The Quests score was composed, conducted and produced by Randy Edelman. It was released on CD by film music label Varèse Sarabande on April 30, 1996. Edelman was in the midst of a successful run with Universal at the time, which included Dragon: The Bruce Lee Story. His work on The Quest, and its nods to traditional East Asian music, have been compared to the former. Music from Dragon was also used for The Quests trailer.

==Litigation==
===Pre-trial===
While The Quest was publicized as a different work than Enter the New Dragon, Frank Dux considered that the finished film was a thinly disguised rework of the screenplay he had co-written for the latter. Unbeknownst to Van Damme, he presented his early script to the Writers' Guild of America for recognition of his contributions. The union granted him a story credit, which can be seen in the film. Dux then filed a lawsuit against Van Damme in the Los Angeles County Superior Court, alleging that he had been improperly compensated for his efforts. The initial complaint was thrown out, but an amended version proceeded to a trial by jury, which took place between October 26 and November 5, 1998. Dux sought $900,000 in damages. His lawyer also called for Van Damme to be assessed punitive damages for misrepresenting himself as a top flight martial artist.

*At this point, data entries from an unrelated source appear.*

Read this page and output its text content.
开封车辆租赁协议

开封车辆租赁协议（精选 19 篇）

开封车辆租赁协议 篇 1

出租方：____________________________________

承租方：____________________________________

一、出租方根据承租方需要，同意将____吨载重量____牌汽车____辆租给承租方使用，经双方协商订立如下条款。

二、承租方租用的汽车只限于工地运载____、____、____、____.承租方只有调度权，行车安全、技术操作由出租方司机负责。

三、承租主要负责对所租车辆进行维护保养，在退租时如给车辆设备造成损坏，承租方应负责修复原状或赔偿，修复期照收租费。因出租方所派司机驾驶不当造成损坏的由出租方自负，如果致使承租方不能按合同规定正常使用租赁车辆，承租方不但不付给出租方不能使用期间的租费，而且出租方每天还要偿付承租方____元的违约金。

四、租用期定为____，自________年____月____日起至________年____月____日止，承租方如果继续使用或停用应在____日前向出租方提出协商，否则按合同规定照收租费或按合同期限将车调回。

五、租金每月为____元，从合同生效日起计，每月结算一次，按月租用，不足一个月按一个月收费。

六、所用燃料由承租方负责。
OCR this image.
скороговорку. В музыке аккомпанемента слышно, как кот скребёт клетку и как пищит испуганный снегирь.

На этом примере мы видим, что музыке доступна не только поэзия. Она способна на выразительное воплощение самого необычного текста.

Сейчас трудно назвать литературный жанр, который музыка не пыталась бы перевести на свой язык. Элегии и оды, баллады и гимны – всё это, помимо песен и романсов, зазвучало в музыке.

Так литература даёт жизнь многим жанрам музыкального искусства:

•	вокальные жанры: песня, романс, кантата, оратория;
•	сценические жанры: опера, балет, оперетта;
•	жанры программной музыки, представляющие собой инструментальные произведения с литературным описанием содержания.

===Plaintiff's arguments===
Dux's complaint alleged that he had an agreement with Van Damme for his work on Enter the New Dragon, which included a flat fee of $100,000 and 2.5% of the film's gross. Several witnesses accepted Dux's claim that Enter the New Dragon and The Quest were in fact the same film. Others recalled hearing Van Damme use language suggesting that he and Dux were in a financial partnership. According to Dux, Van Damme recommended he sign a contract with a subsidiary of Moshe Diamant's Epic Productions to receive payment for his work on Enter The New Dragon. The Epic agreement was split into two installments of $50,000 (one for writing and one for martial arts consulting), although the second half was not paid due to the company's 1992 bankruptcy. More crucially, Dux's contract with Epic did not establish that he had been promised a percentage of the film's revenue. Dux's explanation was that Van Damme had told him that, for tax reasons, the matter of residuals would be settled separately through an overseas company. Dux testified that he had both a written note and an audio tape of Van Damme's royalty promise, but was unable to retrieve them due to extensive damages sustained by his apartment during the 1994 Northridge earthquake.

===Defendant's arguments===
For his part, Van Damme maintained that Enter the New Dragon and The Quest were different films. He denied promising residuals to Dux, and claimed that witnesses suggesting otherwise had been misled by his idiosyncratic English. His lawyer also pointed out that the WGA had not granted Dux his desired screenwriting credit, but a story credit. This meant that only superficial elements from Dux's draft had made it into The Quest, which should not entitle him to gross points. The defense further noted that Dux's lawyer had not mentioned the existence of Van Damme's note and tape in earlier correspondence with the actor's representatives, and neither had Dux himself in his pre-trial deposition. Van Damme's counsels scored a critical blow when they summoned witnesses who contradicted Dux's claims that his residence had been rendered inaccessible by the earthquake. This greatly hurt the plaintiff's credibility in the eyes of the jury, and raised doubts as to whether Van Damme's recorded pledge had ever existed.

===Verdict===
Ultimately, the jury found in favor of Van Damme, although some pundits deemed that the presiding judge had not been accommodating to the Dux camp. The judge also ruled that Van Damme could not be held liable for the $50,000 left unpaid after Epic's bankruptcy. Van Damme estimated that he had spent about $250,000 on his defense. Dux filed requests for a new trial, but they were denied in December 1998 and May 1999. Due to his desire to remain neutral in the situation, Lettich saw his relationship with Van Damme damaged for several years. The case formed the basis for "Hollywood Betrayal", an episode of the documentary series Crime Stories hosted by Richard Belzer, which premiered on Court TV on May 28, 1999.